Dalam fatwa Al-Lajnah Ad-Daimah (1/455) disebutkan, “Karena gambar bisa menjadi
sarana menuju kesyirikan, seperti pada gambar para pembesar dan orang-orang
saleh. Atau bisa juga menjadi sarana terbukanya pintu-pintu fitnah, seperti
pada gambar-gambar wanita cantik, pemain film lelaki dan wanita, dan
wanita-wanita yang berpakaian tapi telanjang.”
Tambahan:
Sebagian ulama menambahkan illat (sebab) pengharaman yang lain yaitu karena
gambar bernyawa menyerupai makhluk ciptaan Allah. Mereka berdalil dengan hadits
Aisyah:
إِنَّ مِنْ أَشَدِّ النَّاسِ عَذَابًا يَوْمَ الْقِيَامَةِ الَّذِينَ يُشَبِّهُونَ بِخَلْقِ اللَّهِ
“Sesungguhnya manusia yang paling berat siksaannya pada hari kiamat adalah
mereka yang menyerupakan makhluk Allah.” (HR. Al-Bukhari no. 5954 dan Muslim
no. 5525 dan ini adalah lafazhnya)
Hanya saja sebagian ulama lainnya menolak illat ini dengan beberapa alasan:
1. Makhluk-makhluk Allah sangat banyak, seandainya sebab
larangan menggambar adalah karena menyerupai ciptaan Allah, maka keharusannya
dilarang juga untuk menggambar matahari, langit, pegunungan, dan seterusnya,
karena mereka semua ini adalah makhluk Allah.
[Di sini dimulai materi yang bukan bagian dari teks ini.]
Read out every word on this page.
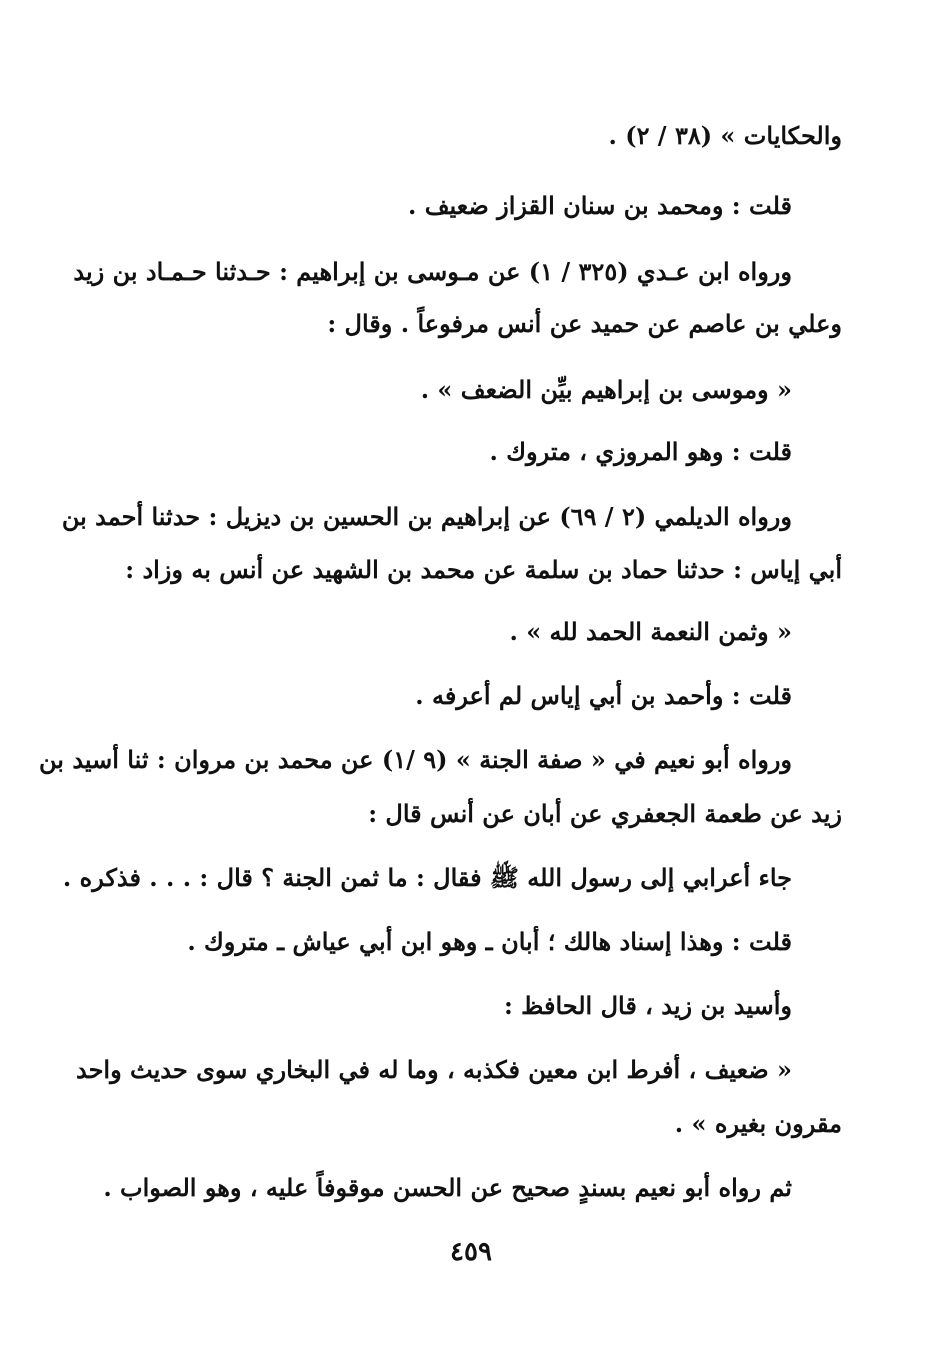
والحكايات » (٣٨ / ٢) .
قلت : ومحمد بن سنان القزاز ضعيف .
ورواه ابن عـدي (٣٢٥ / ١) عن مـوسى بن إبراهيم : حـدثنا حـمـاد بن زيد
وعلي بن عاصم عن حميد عن أنس مرفوعاً . وقال :
« وموسى بن إبراهيم بيِّن الضعف » .
قلت : وهو المروزي ، متروك .
ورواه الديلمي (٢ / ٦٩) عن إبراهيم بن الحسين بن ديزيل : حدثنا أحمد بن
أبي إياس : حدثنا حماد بن سلمة عن محمد بن الشهيد عن أنس به وزاد :
« وثمن النعمة الحمد لله » .
قلت : وأحمد بن أبي إياس لم أعرفه .
ورواه أبو نعيم في « صفة الجنة » (٩ /١) عن محمد بن مروان : ثنا أسيد بن
زيد عن طعمة الجعفري عن أبان عن أنس قال :
جاء أعرابي إلى رسول الله ﷺ فقال : ما ثمن الجنة ؟ قال : . . . فذكره .
قلت : وهذا إسناد هالك ؛ أبان ـ وهو ابن أبي عياش ـ متروك .
وأسيد بن زيد ، قال الحافظ :
« ضعيف ، أفرط ابن معين فكذبه ، وما له في البخاري سوى حديث واحد
مقرون بغيره » .
ثم رواه أبو نعيم بسندٍ صحيح عن الحسن موقوفاً عليه ، وهو الصواب .
٤٥٩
Padahal para ulama telah sepakat
akan bolehnya menggambar gambar-gambar di atas.
2. Dalil-dalil telah menetapkan dikecualikannya mainan
anak-anak dari larangan gambar bernyawa, dan tidak diragukan bahwa mainan
anak-anak juga mempunyai kemiripan dengan makhluk ciptaan Allah. Tapi bersamaan
dengan itu Nabi shallallahu alaihi wasallam mengizinkan Aisyah untuk bermain
boneka.
3. Dalil-dalil juga mengecualikan bolehnya menggunakan
gambar-gambar bernyawa jika dia tidak dipasang atau digantung atau dengan kata
lain dia direndahkan dan dihinakan. Ini berdasarkan hadits Aisyah yang akan
datang, dimana Nabi shallallahu alaihi wasallam mengizinkan Aisyah membuat
bantal dari kain yang bergambar, padahal gambar tersebut menyerupai ciptaan
Allah.
4. Ketiga alasan di atas menghantarkan kita kepada alasan
yang keempat yaitu tidak mungkinnya kita memahami hadits Aisyah di atas dengan
pemahaman bahwa alasan diharamkannya gambar hanya karena dia menyerupai ciptaan
Allah semata. Akan tetapi kita harus memahaminya dengan makna ‘penyerupaan’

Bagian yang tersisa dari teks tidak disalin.